Der lange Weg vom Können zum Wollen

Es ist so schnell dahingesagt: „Du musst nur ein bisschen fester wollen!“ Aber lässt sich Prokrastination mit reiner Willenskraft überwinden? Schön wär’s. Schließlich ist bei genauem Hinsehen aus einem Wunsch schnell ein hübsches Wollen formuliert – wir alle haben ja inzwischen gelernt, dass wir uns zwecks Zielerreichung verbal impfen müssen. Warum passiert dann trotzdem manchmal nichts?

Die Formel lautet:

Ich muss auch „können“, was ich mir vornehme (also die Fähigkeiten und Fertigkeiten haben). Und dann muss ich „können“, was ich kann (die Gegebenheiten müssen es mir erlauben). Weiterhin muss ich „wollen“, was ich kann (ich muss also meinem Können einen Handlungsimpuls geben). Und schließlich muss ich „wollen“, was ich will (d.h. das Geschehen muss ursächlich aus mir allein kommen). Theoretisch kann ich mir zu der letzten Forderung (wollen, was ich will) immer neue Überprüfungsinstanzen vorstellen, ob die tragende Überzeugung wirklich meine eigene ist – was glaubhaft macht, dass unser simples  „Ich will das jetzt erledigen“ nicht immer völlig unbegründet von  einem dahinter geschaltetes Nicht-Wollen = Nicht-Können  = Nicht-Tun gefolgt wird.

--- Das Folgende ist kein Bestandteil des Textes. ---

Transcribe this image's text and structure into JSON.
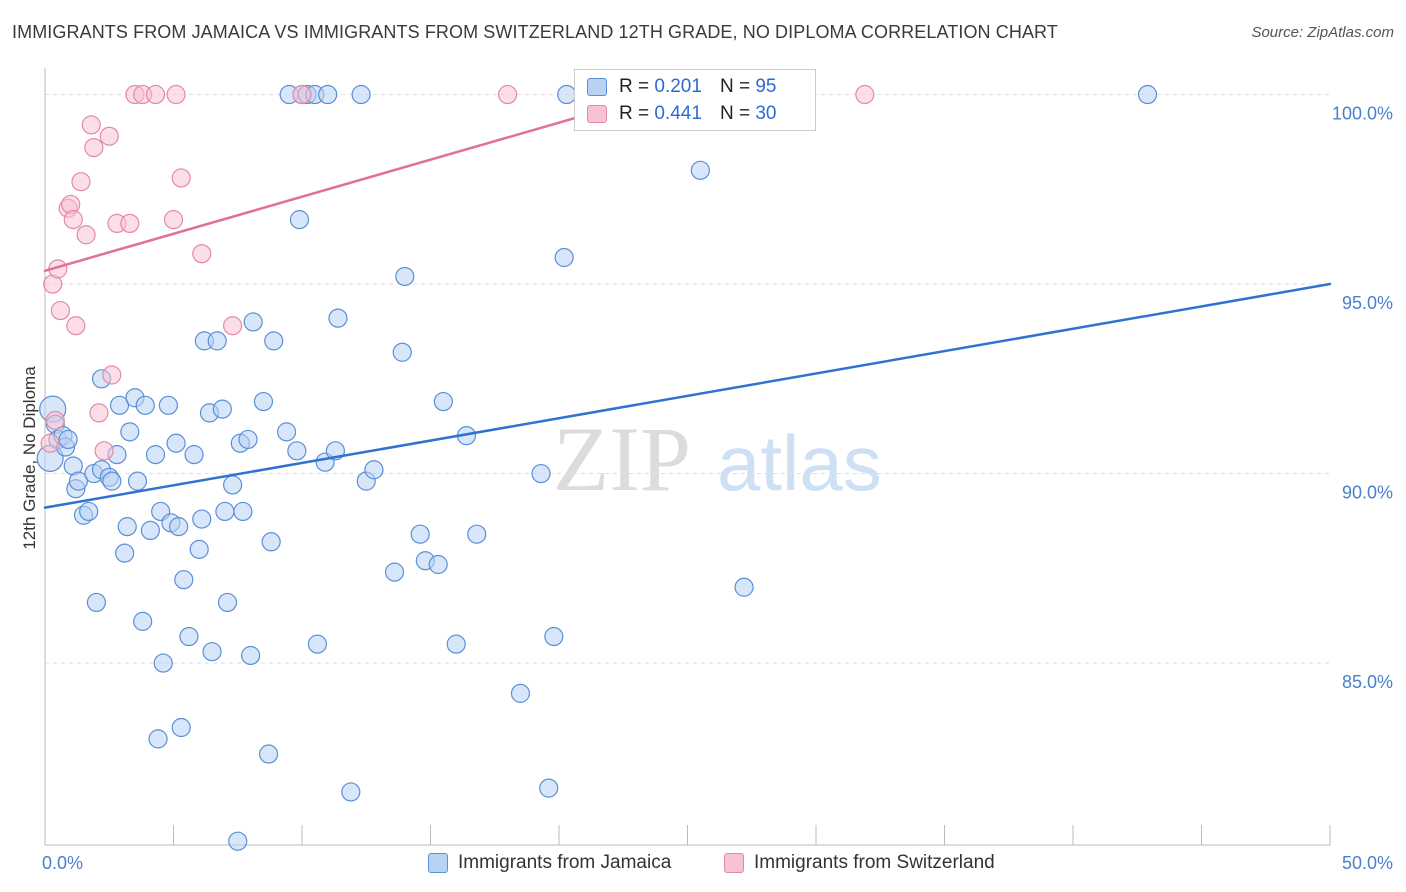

Hinter alledem steht die seit Jahrhunderten kontrovers diskutierte Frage, wie weit überhaupt dem Menschen eine Handlungsfreiheit bzw. Handlungswirksamkeit und dann auch eine Willensfreiheit gegeben ist.

Dem Übeltäter, der seine Verbrechen als geistig Kranker oder unter den Einfluss von Drogen begangen hat, ist unsere Justiz zu Recht bereit, eine Verminderung der Schuldfähigkeit und Verantwortlichkeit zuzugestehen. Und wer aufgrund einer psychischen Störung nicht die Kraft hat, seinen Willen in die Tat umzusetzen, kann ebenfalls auf verminderte Handlungswirksamkeit für sich konstatieren. Nutzen wird es ihm allerdings wenig: Das Finanzamt wird ihm trotzdem die üblichen Versäumniszuschläge berechnen, und die Mahnschreiben gehen ihm weiter mit den selben Konsequenzen zu.

Aus der Vorstellung, dass wir letztlich nie verantwortlich für unser Tun wären (weil immer von stärkeren Mächten gesteuert), entwickelt sich allerdings dann auch die Folgerung, dass wir nie wirklich frei sein können, zu tun, was wir wollen. Dass wir uns trotzdem als Urheber unserer Taten sehen und uns insofern an ein allgemein verbindliches Rechts- und Gerechtigkeitssystem gebunden fühlen (auch wenn es möglicherweise vor dem Hintergrund einer illusionären Handlungs- und Willensfreiheit entstanden ist), tut uns selbst und unserem Zusammenleben in der Gesellschaft gut. Schließlich wird ja auch unser Bemühen um die Wiedererlangung unserer Autonomie im Wollen und Handeln nicht nur nach seinem Erfolg, sondern bereits als Zeichen unserer Bereitschaft, die Gesellschaft als tragende Institution anzuerkennen, wahrgenommen.

Im pro-cras-Coaching erkennen wir die naturgegebene Labilität des menschlichen Willens an. Wir versuchen auch nicht, Willenskräfte wie Muskeln aufzubauen und zu trainieren. Wir haben obendrein anzuerkennen gelernt, dass permanentes Fordern des Willens die Willenskräfte bis zur totalen Erschöpfung auslaugen kann. Wir richten unsere Arbeit stattdessen darauf aus, dem einmal gefassten Willen ein ganzes Arsenal von unterstützenden Maßnahmen und Techniken an die Seite zu stellen und belastende Begleiterscheinungen unschädlich zu machen.